慕若晴点点头,指甲嵌入掌心,刺得自己隐隐作痛。明艳华美的深紫色宫装,及腰的青丝绾做流云髻,斜斜地插着一支金步摇。如果这一次注定是他们姐弟二人最后一次相见,慕若晴希望慕毓骐能够记住,他的大皇姐从来没有失败过。即便是最无助失落的时候,也不曾认输过。
“皇姐怎么来了?”慕毓骐得了通报,匆匆从里屋赶出,亲自将慕若晴迎进王府内,“事先也不说一声,我正巧在收拾出征要用的包袱,府上乱的很,倒是叫皇姐看笑话了。”
“老七,出征是大事,你既然叫我一声皇姐,那我自然是要前来相送的。”浅笑着接过婢子递上来的西湖龙井,啜了一口,“惠霞这段日子可还好?你这一走,便又剩她一个人替你守着这偌大的王府了。说起来,这些年也的确是你薄待了这么个懂事体贴的好媳妇儿。”

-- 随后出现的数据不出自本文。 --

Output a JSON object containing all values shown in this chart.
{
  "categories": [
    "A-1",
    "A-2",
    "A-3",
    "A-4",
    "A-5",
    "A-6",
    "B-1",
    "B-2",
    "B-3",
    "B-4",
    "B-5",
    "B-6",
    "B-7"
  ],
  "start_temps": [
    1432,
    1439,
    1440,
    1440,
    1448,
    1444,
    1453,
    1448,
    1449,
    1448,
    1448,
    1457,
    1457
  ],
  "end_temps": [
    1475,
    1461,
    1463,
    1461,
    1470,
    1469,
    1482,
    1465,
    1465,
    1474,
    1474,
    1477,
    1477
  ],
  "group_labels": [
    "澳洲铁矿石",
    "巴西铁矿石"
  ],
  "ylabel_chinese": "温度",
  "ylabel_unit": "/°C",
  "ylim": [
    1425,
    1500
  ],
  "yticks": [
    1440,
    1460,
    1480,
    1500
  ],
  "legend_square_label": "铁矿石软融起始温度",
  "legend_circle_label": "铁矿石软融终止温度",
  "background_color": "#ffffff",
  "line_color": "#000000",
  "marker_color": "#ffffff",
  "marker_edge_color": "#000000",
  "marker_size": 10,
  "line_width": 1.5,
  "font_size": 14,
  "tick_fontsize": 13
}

“皇姐所言不差,终是我对不起她。”苦笑一声,在慕若晴身边的位置坐下,“皇姐这个时候来,又如此盛装,想必是有话要同我说吧。”
“方才不是说过了,皇姐是特意来给你送行的。”
“我虽比不上五哥,但绝非愚笨之人。皇姐想对我说什么,我心里有数,既然皇上派我为主帅出征,我是他的臣子,服从是唯一的选择。那件事虽然过去多年,但我知道,隋菲菲就像是一根鱼刺,卡在皇上的喉头,一日不将鱼刺拔出,他便一日不得安稳。纵然我是被设计的,也算是无辜之人,但皇上不会这么想。你我二人自幼便长在深宫,太后当年是如何管理后宫的,先帝又是如何惩处了芳贵嫔,比起他人而言,我们所见过的丑陋恐怕要更多些。”
“骐弟,你……”
“皇姐,你听我说完,也许这样的话我不会再有机会同第二个人说了。战场上刀剑无眼,五哥当初是如何受了那么重的伤,突厥人又是如何设下陷阱引十一弟落入重围,这些事本就不是三两句话可以说清楚的。四皇姐当年选择帮助皇上,所以如今才能够这般嚣张狂妄。我知道大皇姐对我向来都有所怨怼,但你今日能来恭怡亲王府,对老七来说已是莫大的安慰。大皇兄打小便与我不亲近,如今我甚至可以预料到自己的下场,也不指望着他还能来看我这个弟弟最后一眼。大皇姐,老七不敢奢求什么,只希望大皇姐念在姐弟一场的份上,在我走后能多来瞧瞧惠霞。”
“老七,今日你所对我说的这番话,皇姐必定记在心头,时刻不忘。”动情地握住慕毓骐的双手,“你要答应姐姐,无论如何,都要活着回来。哪怕是全军覆没,也都要珍重自己,好好地回到帝都,回到惠霞身边。这辈子,你欠她太多了。”
无言地点点头,慕毓骐抽出了慕若晴发上的那支金步摇,握在掌心。慕若晴只觉得颊上有温热的液体滑过,却还是笑着对上慕氏子孙特有的凤眸。但愿,这一切都是她的庸人自扰。